By Marlo Safi
President-elect Joe Biden has pledged to reopen a majority of the nation’s schools within the first 100 days of his presidency, but an education expert explains that plan doesn’t reflect the urgency of returning students to school and that schools should have already opened.
One hundred days is nearly an entire school semester that will be spent behind a computer for thousands of students who are already suffering the consequences of prolonged distance learning, Frederick Hess, resident scholar and director of education policy studies at the American Enterprise Institute explained to the Daily Caller.
Biden has said that if Congress provides funding, his administration would push for a majority of schools to reopen by the end of his first 100 days in office.
While many schools are offering hybrid learning models, some of the nation’s largest school districts are closed for in-person learning, many with an indefinite return date. Some districts with reopening dates, including Chicago Public Schools, are being challenged by teachers unions seeking to delay returns.
“Schools absolutely should’ve opened already,” Hess told the Caller. “The facts are pretty clear that schools are not sources of community spread. If anything, the data suggests that schools are consistently safer for students and staff than the larger community, because kids are largely wearing masks, social distancing, and being supervised by adults.”
Data accumulated globally has shown that infections did not surge when schools reopened. Even when community transmission was high, coronavirus outbreaks in schools were still uncommon especially if precautions were in place, according to Nature.
Infectious disease expert Dr. Anthony Fauci has also recommended that schools should reopen and bars close as part of an effort to slow the spread of coronavirus while mitigating the impact of keeping children from the classroom.
Some families may have chosen not to send their children back to school if given that option because one or more high-risk people may live in the household. Hess says that families should be able to choose whether to send their children back to school, but many have not been given that option.
Districts have also faced friction from teachers unions who have made demands to their districts prior to reopening for in-person instruction. In Washington, D.C. , the city’s teachers union rejected an agreement with the public school system to reopen campuses in November. The Washington Teachers’ Union has lobbied for a provision to a tentative agreement reached a week prior that delineated the condition for returning to in-person learning. The provision would allow teachers to opt out of in-person teaching, according to DCist, but the school system did not support it.
Hess said that it’s entirely appropriate for schools to ramp up their efforts to provide personal protective gear, implement social distancing protocol, and other COVID-19 mitigation initiatives including accommodating high-risk teachers and staff.
“But beyond that, what we’re seeing is broad based resistance from teachers unions to reopen schools even when they’ve taken into account,” Hess explained. “It’s more convenient for some educators in this environment to be able to work from home. Again this is after districts have made good faith efforts to provide personal protective equipment and social distancing, and other efforts.”

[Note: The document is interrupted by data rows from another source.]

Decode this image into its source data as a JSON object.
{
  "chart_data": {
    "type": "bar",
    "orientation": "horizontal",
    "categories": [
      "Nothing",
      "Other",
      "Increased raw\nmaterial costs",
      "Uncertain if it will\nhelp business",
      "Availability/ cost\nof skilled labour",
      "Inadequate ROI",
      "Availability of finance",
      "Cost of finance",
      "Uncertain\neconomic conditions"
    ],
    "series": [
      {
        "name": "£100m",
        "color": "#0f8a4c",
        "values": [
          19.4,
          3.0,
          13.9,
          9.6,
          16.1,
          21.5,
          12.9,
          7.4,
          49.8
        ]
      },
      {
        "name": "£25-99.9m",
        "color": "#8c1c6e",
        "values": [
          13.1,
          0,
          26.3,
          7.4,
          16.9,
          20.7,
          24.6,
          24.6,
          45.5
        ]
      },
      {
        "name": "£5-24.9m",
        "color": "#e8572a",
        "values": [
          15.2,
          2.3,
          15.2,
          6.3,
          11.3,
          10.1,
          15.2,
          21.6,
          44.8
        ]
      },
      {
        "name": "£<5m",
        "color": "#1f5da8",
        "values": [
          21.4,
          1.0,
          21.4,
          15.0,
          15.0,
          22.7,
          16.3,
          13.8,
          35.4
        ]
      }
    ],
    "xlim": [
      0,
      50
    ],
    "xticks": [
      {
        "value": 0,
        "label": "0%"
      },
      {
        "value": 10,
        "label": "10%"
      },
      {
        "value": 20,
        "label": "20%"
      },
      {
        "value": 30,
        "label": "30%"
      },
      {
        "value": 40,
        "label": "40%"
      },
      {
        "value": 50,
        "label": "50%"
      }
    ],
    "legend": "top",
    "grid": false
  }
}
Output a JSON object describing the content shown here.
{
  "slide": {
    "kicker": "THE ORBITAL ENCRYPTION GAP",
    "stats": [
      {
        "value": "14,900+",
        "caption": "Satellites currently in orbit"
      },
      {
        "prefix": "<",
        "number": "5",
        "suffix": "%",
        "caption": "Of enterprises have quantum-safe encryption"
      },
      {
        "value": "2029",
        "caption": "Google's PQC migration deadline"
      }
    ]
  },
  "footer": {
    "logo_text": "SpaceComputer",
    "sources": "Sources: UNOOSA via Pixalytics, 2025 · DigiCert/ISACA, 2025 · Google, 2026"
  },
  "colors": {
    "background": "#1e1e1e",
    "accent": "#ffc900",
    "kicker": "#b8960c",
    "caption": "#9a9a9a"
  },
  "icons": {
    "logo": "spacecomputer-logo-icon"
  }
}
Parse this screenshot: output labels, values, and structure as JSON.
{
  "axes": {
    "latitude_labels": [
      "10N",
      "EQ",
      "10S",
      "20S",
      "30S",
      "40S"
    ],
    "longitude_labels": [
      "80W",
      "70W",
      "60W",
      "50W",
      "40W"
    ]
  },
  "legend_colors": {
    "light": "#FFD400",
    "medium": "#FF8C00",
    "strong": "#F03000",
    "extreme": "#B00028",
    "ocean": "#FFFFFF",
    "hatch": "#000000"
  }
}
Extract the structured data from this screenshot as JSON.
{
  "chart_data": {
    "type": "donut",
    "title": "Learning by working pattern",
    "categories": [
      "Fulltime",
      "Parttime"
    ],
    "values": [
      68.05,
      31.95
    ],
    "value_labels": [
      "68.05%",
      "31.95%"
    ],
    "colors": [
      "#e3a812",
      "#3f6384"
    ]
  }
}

The president of one of the nation’s largest teachers unions, the American Federation of Teachers, lauded Biden’s pledge to reopen schools within 100 days, calling it a “path forward for safe school buildings reopening.”
“Hallelujah! Unlike Trump, President-elect Biden understands that if we secure the resources and put the public health safeguards in place, we can open schools safely in the second semester—and his first 100 days,” Randi Weingarten said in a statement.
By the time schools do reopen, the “devastating” damage of nearly one year without consistent in-class instruction will have already impacted thousands of children, Hess said.
School districts across the country are reporting an increase in the number of students failing classes, often from missing assignments or skipped classes. The Fairfax County Public Schools released a report in November showing that the number of middle and high school students failing two or more classes increased by 83%.
“One hundred days is about 20 school weeks. That’s 4-5 months. That’s pretty much the end of the spring semester. 100 days pretty much means, for all intents and purposes, giving up on the rest of the school year. That seems unacceptable given what science tells us about community health.”
“You’re seeing huge numbers of kids reporting that they feel depressed, that they feel suicidal,” he added. (RELATED: ‘We Are Breaking’: Parents Describe How Virtual Learning Has Traumatized Their Children)
For families where parents can’t work from home, even an additional month of managing childcare arrangements so that their children are supervised during remote learning time is expensive and stressful. Biden’s projected timeframe could mean that caretakers need to prolong daycare until the summer months approach.
Hess said that given what’s at stake, there should be far more urgency about reopening schools.
“I think having some urgency about making sure we’re not closing schools unnecessarily is important. Unfortunately, I’m not sure that 100 days reflects sufficient urgency.”